Sudan Human Rights Hub (SHRH)
- Abbreviation: SHRH
- Formation: 2020
- Type: Non-Governmental Organization
- Headquarters: Khartoum, Sudan
- Website: sudanhrh.org

= Sudan Human Rights Hub =

Civil society organization

The Sudan Human Rights Hub (المركز السوداني لحقوق الإنسان) is a non-profit, non-governmental organization, coordination and resource center for over 40 Sudanese grassroots human rights groups and international partners. Established in 2020 through a collaboration between Project Expedite Justice and the Gisa Group, the Hub aims to support a holistic and inclusive transitional justice process in Sudan. The SHRH is dedicated to establishing a robust human rights framework in Sudan, enabling communities to access justice effectively. It serves as an ecosystem of lawyers, civil society organizations, grassroots community groups, and human rights defenders, collaborating to create and archive important documentation, engage in advocacy and investigations, and "demonstrate that accountability is possible".
== History ==
The SHRH collaborates with various organizations to enhance its impact e.g. Adeela, Sudan Unlimited, Jalca Legal Aid etc.

Ayin Network: to produce the "Sudan Conflict Monitor" detailed reports on human rights conditions in Sudan.

George Mason University: Rothbart and his team have gathered with the help of the Sudan Human Rights Hub witness testimonies, which, when combined with satellite imagery, provide a robust picture of human rights violations in the region.

Women's International League for Peace and Freedom: The SHRH was mentioned in a statement by Niemat Ahmadi at the UN Security Council Open Debate on Conflict-Related Sexual Violence.

C4ADS: In September 2023, Ambassador Beth Van Schaack mentioned the Sudan Shahid map, produced in collaboration with the Centre for Information Resilience (CIR) and the SHRH, in public remarks on the situation in Sudan.

Advocacy and global engagement

The Hub engages in international advocacy, urging bodies like the United Nations Human Rights Council to extend fact-finding missions in Sudan.

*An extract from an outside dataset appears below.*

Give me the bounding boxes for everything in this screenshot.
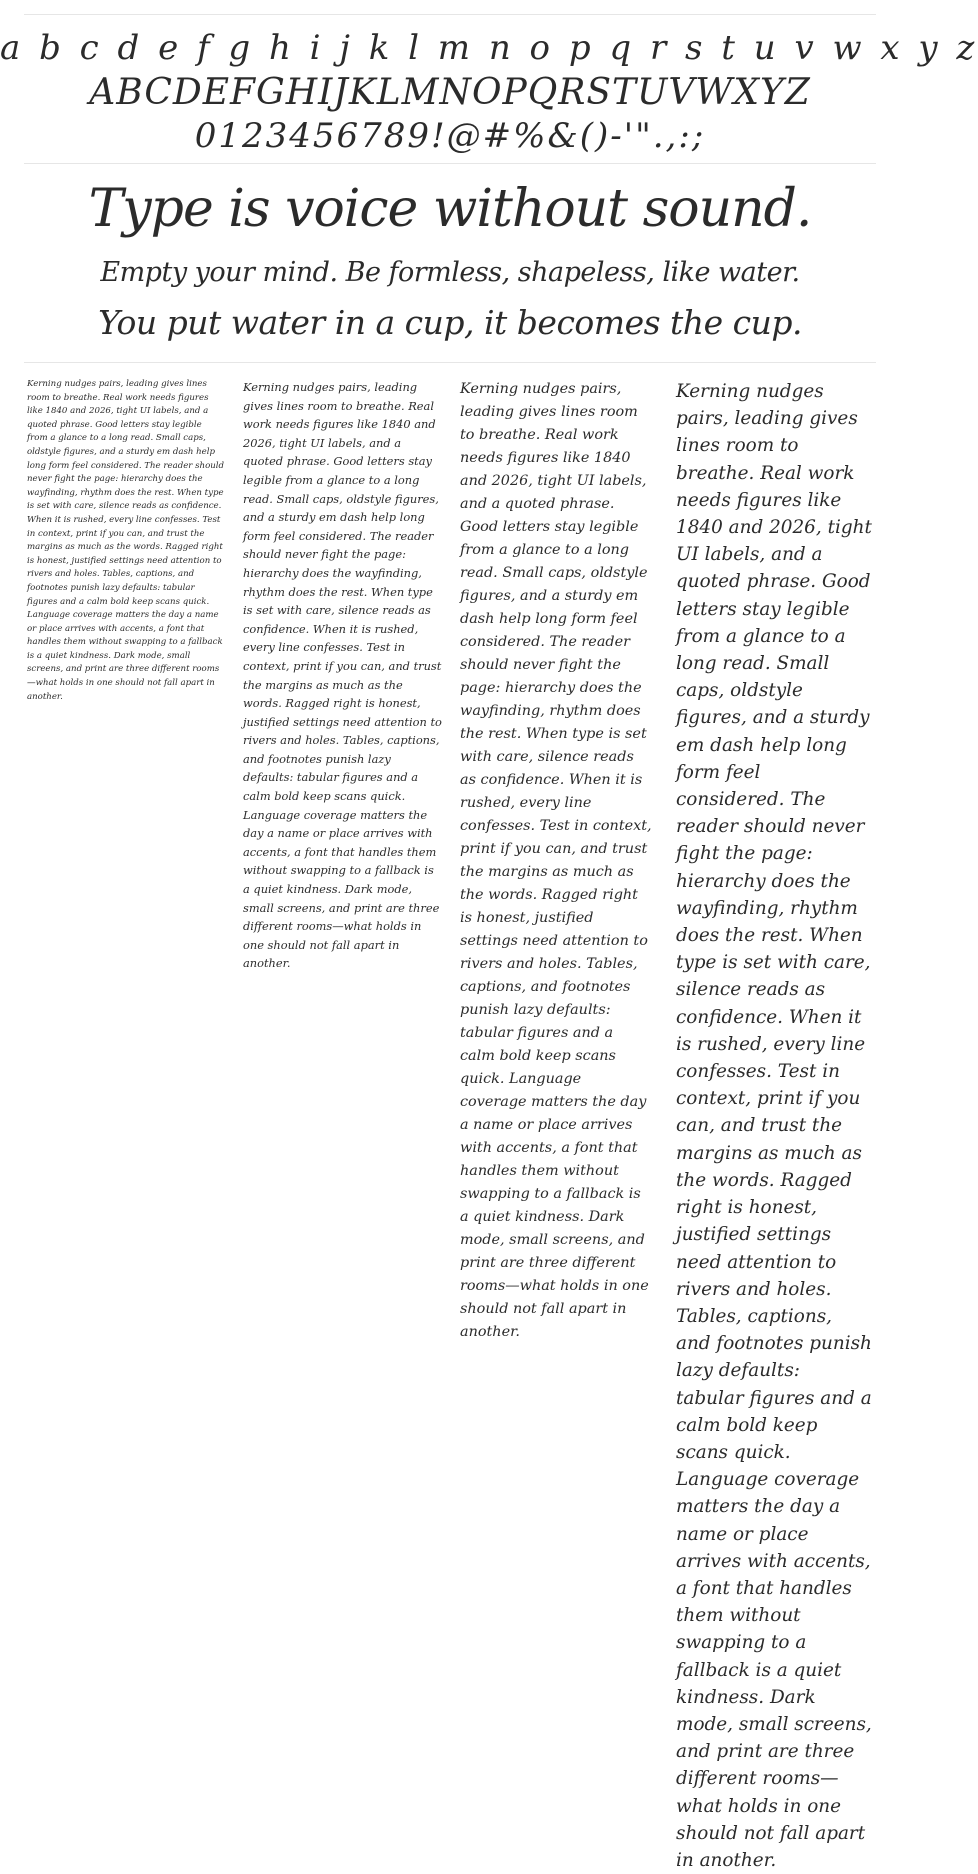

It also participates in open-source investigations, utilizing satellite imagery and other technologies to document threats to civilians and generate rapid responses to human rights concerns.

==Activities==

- Sudan Investigates A program that focuses on conducting thorough investigations into human rights violations within Sudan, utilizing both traditional methods and modern technology to gather evidence and support accountability efforts. Since Conflict Observatory now defunct, some of its investigations are still accessible via SHRH website.

- SHRH Archive A comprehensive repository that preserves documentation related to human rights abuses, ensuring that data is maintained for future reference and legal proceedings.

- Learning Resource Platform An educational platform offering resources and training materials to empower human rights defenders and community members with knowledge and skills pertinent to human rights advocacy.